L’un des projets phares du gouvernement ivoirien est la construction d’une usine d’eau potable exploitant la lagune Aghien, la plus grande réserve d’eau douce du pays, située à l’est d’Abidjan. Cette usine, d’une capacité de production de 150 000 m³ par jour, représente un investissement de 22,3 milliards FCFA. Elle vise à fournir une alimentation en eau durable et de qualité aux populations du District autonome d’Abidjan, notamment dans les communes de Cocody, Bingerville, Abobo, Yopougon et le Plateau.
Des détails du projet
En plus de l’usine, le projet comprend la réalisation de 21,6 km de canalisations pour l’adduction et la distribution de l’eau potable, ainsi que la construction de trois lignes électriques de moyenne tension sur 17,5 km pour relier la station de traitement au réseau national.

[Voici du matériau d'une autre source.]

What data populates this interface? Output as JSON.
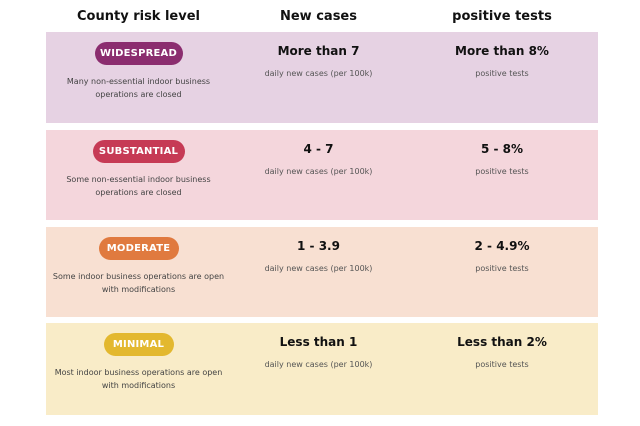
{
  "headers": {
    "risk": "County risk level",
    "cases": "New cases",
    "tests": "positive tests"
  },
  "tiers": [
    {
      "label": "WIDESPREAD",
      "color": "#8b2d6f",
      "bg": "#e6d2e3",
      "description": "Many non-essential indoor business operations are closed",
      "cases": "More than 7",
      "cases_note": "daily new cases (per 100k)",
      "tests": "More than 8%",
      "tests_note": "positive tests"
    },
    {
      "label": "SUBSTANTIAL",
      "color": "#c63a55",
      "bg": "#f4d6dc",
      "description": "Some non-essential indoor business operations are closed",
      "cases": "4 - 7",
      "cases_note": "daily new cases (per 100k)",
      "tests": "5 - 8%",
      "tests_note": "positive tests"
    },
    {
      "label": "MODERATE",
      "color": "#e07a3f",
      "bg": "#f8e0d2",
      "description": "Some indoor business operations are open with modifications",
      "cases": "1 - 3.9",
      "cases_note": "daily new cases (per 100k)",
      "tests": "2 - 4.9%",
      "tests_note": "positive tests"
    },
    {
      "label": "MINIMAL",
      "color": "#e3b82f",
      "bg": "#f9ecc8",
      "description": "Most indoor business operations are open with modifications",
      "cases": "Less than 1",
      "cases_note": "daily new cases (per 100k)",
      "tests": "Less than 2%",
      "tests_note": "positive tests"
    }
  ]
}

L’annonce de ce projet lors du Conseil des ministres du 12 juin 2024 s’inscrit dans une série d’initiatives visant à renforcer l’approvisionnement en eau potable. Par exemple, la station de traitement de la Mé à Kongofon, inaugurée le 16 juin 2023, illustre cette volonté de modernisation. Avec une capacité de production de 240 000 m³ par jour, cette station est essentielle pour répondre aux besoins croissants d’Abidjan et de ses environs.

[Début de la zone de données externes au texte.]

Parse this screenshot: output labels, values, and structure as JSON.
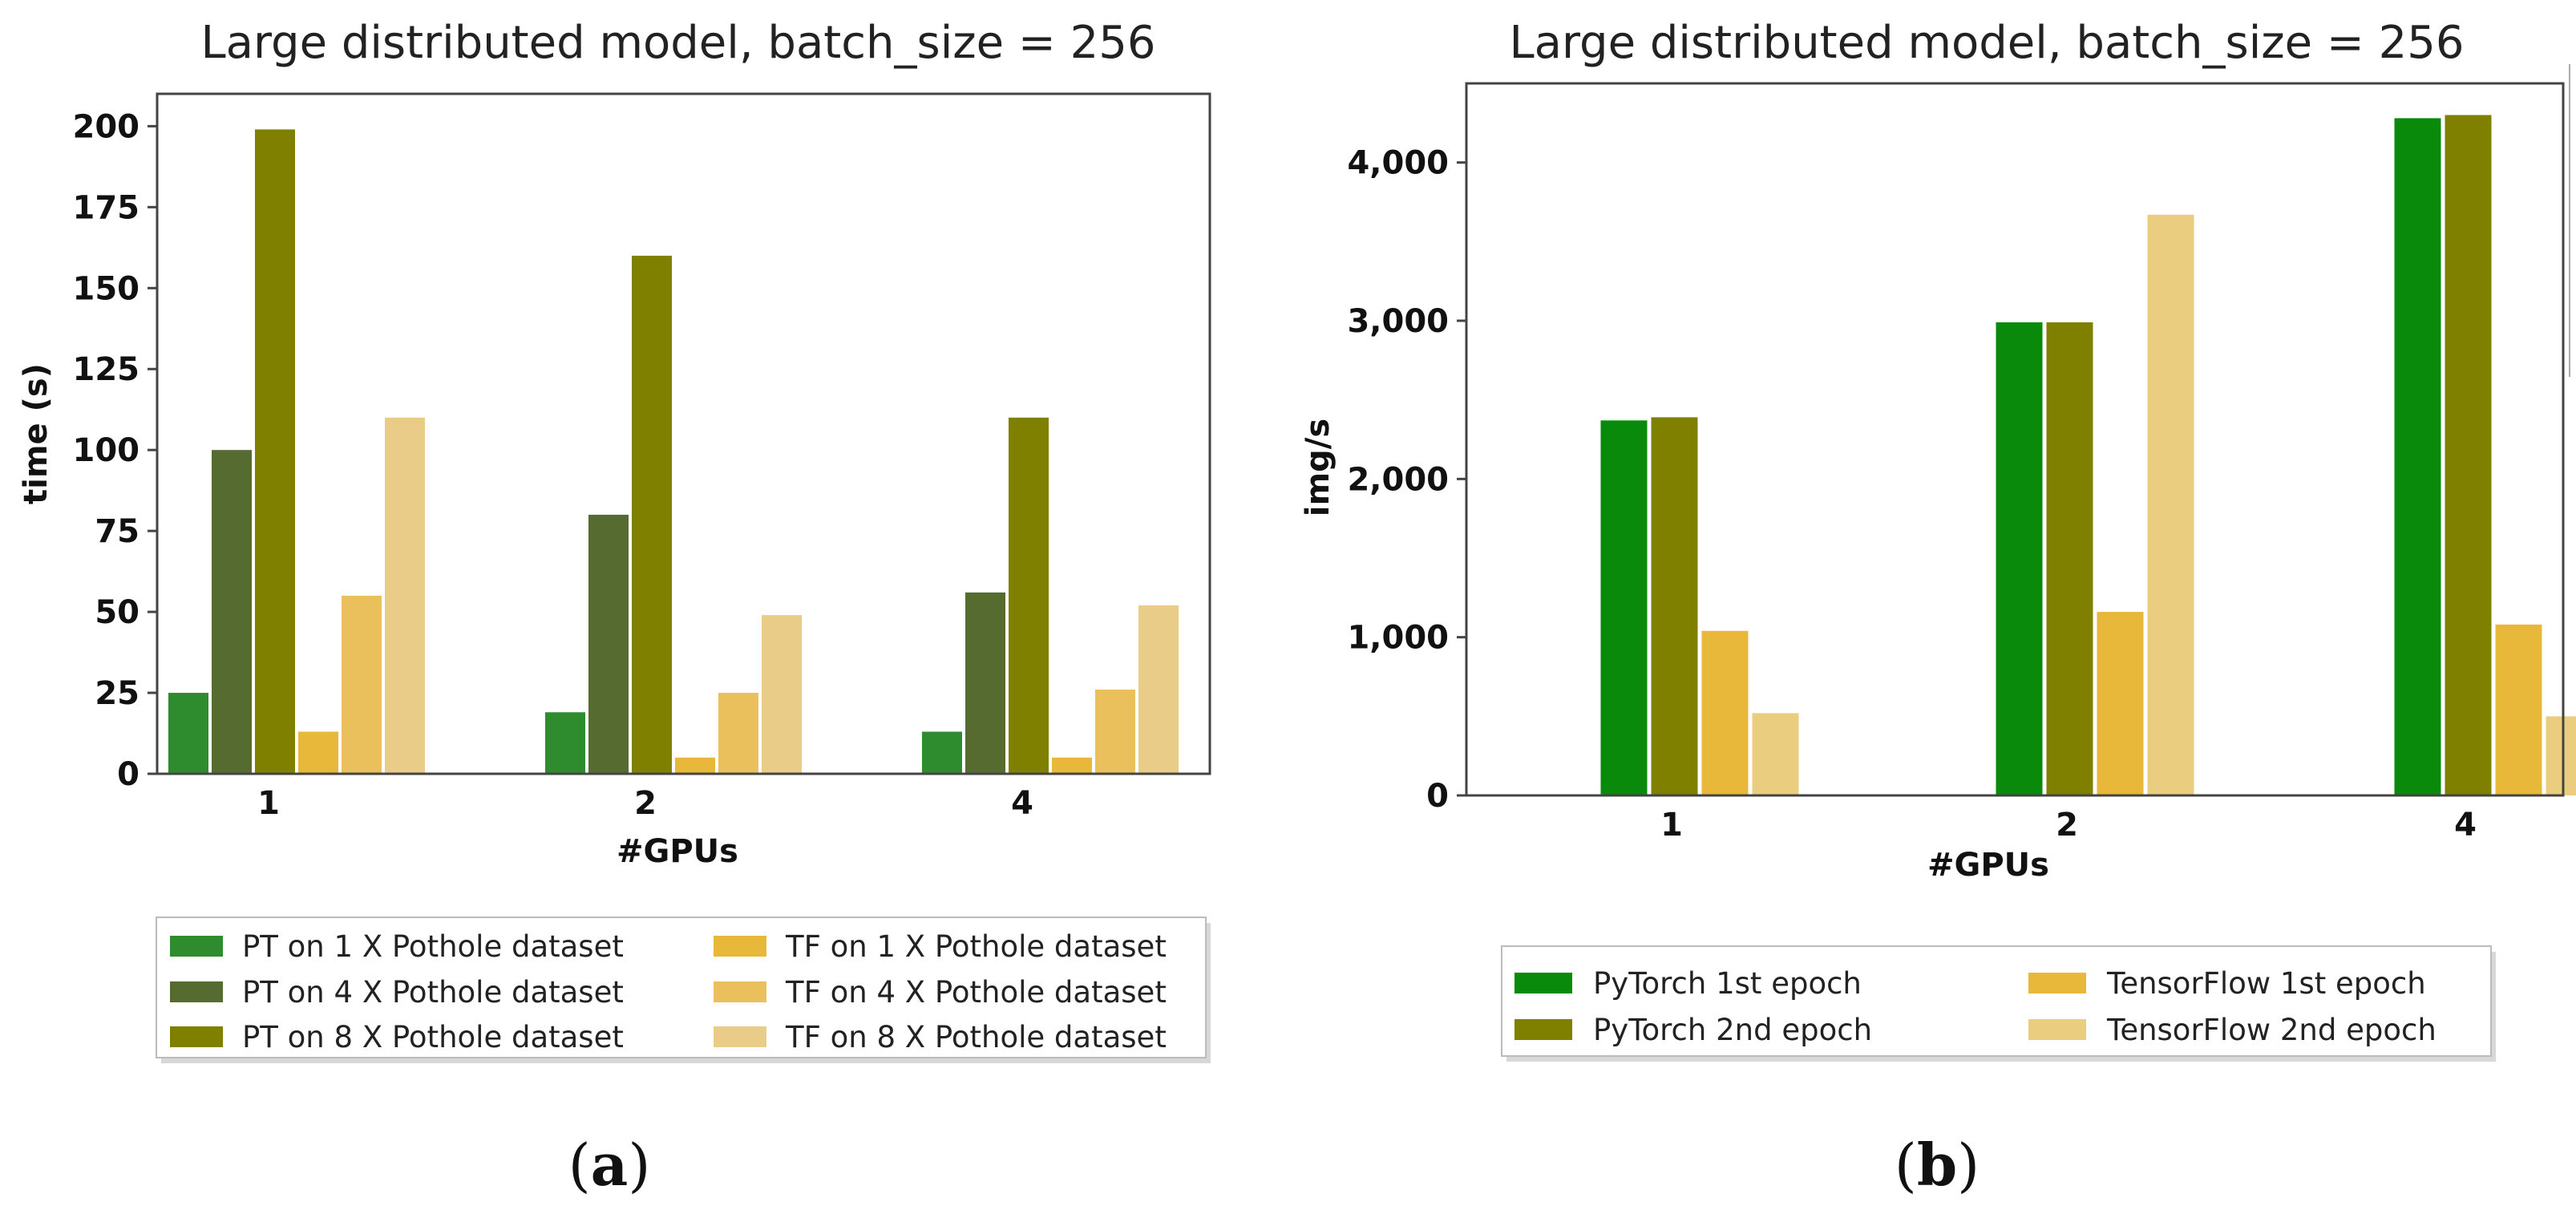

La construction d’un château d’eau à Abobo-Avocatier, d’une capacité de 5 000 m³ par heure, est destinée à soulager les résidents de cette commune
De plus, la construction d’un château d’eau à Abobo-Avocatier, d’une capacité de 5 000 m³ par heure, est destinée à soulager les résidents de cette commune en fournissant de l’eau à environ 50% de la population locale.

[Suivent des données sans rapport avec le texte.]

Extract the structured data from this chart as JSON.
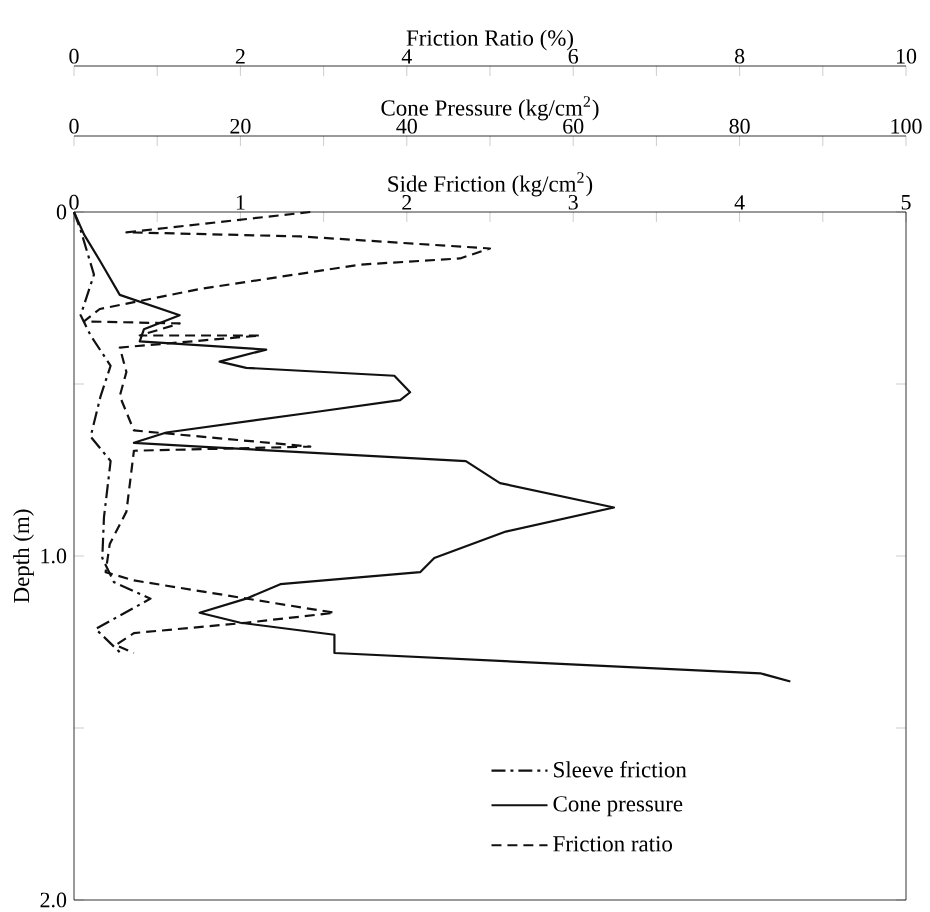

Les investissements ne se limitent pas à Abidjan. Dans les départements de Toumodi et d’Oumé, des projets hydrauliques d’un montant total de 100 milliards FCFA ont été lancés pour mettre fin aux pénuries d’eau dans le district autonome des Lacs. D’autres localités, telles que Koyékro, Yocoboué et Lataha, ont également bénéficié de ces améliorations. Par exemple, la réhabilitation du système d’alimentation en eau potable à Yocoboué en 2018 a mis fin à un calvaire qui durait depuis 34 ans.
La vallée du Bandama
Dans la vallée du Bandama, le projet de Renforcement de l’Alimentation en Eau Potable de Bouaké et des localités environnantes a été crucial pour surmonter les défis posés par une période de grande sécheresse. Les travaux à Katiola, d’un coût de 18,3 milliards FCFA, visent à répondre aux besoins en eau potable des populations locales jusqu’en 2040. En attendant, des mesures provisoires ont été mises en place pour fournir de l’eau à plusieurs villages environnants.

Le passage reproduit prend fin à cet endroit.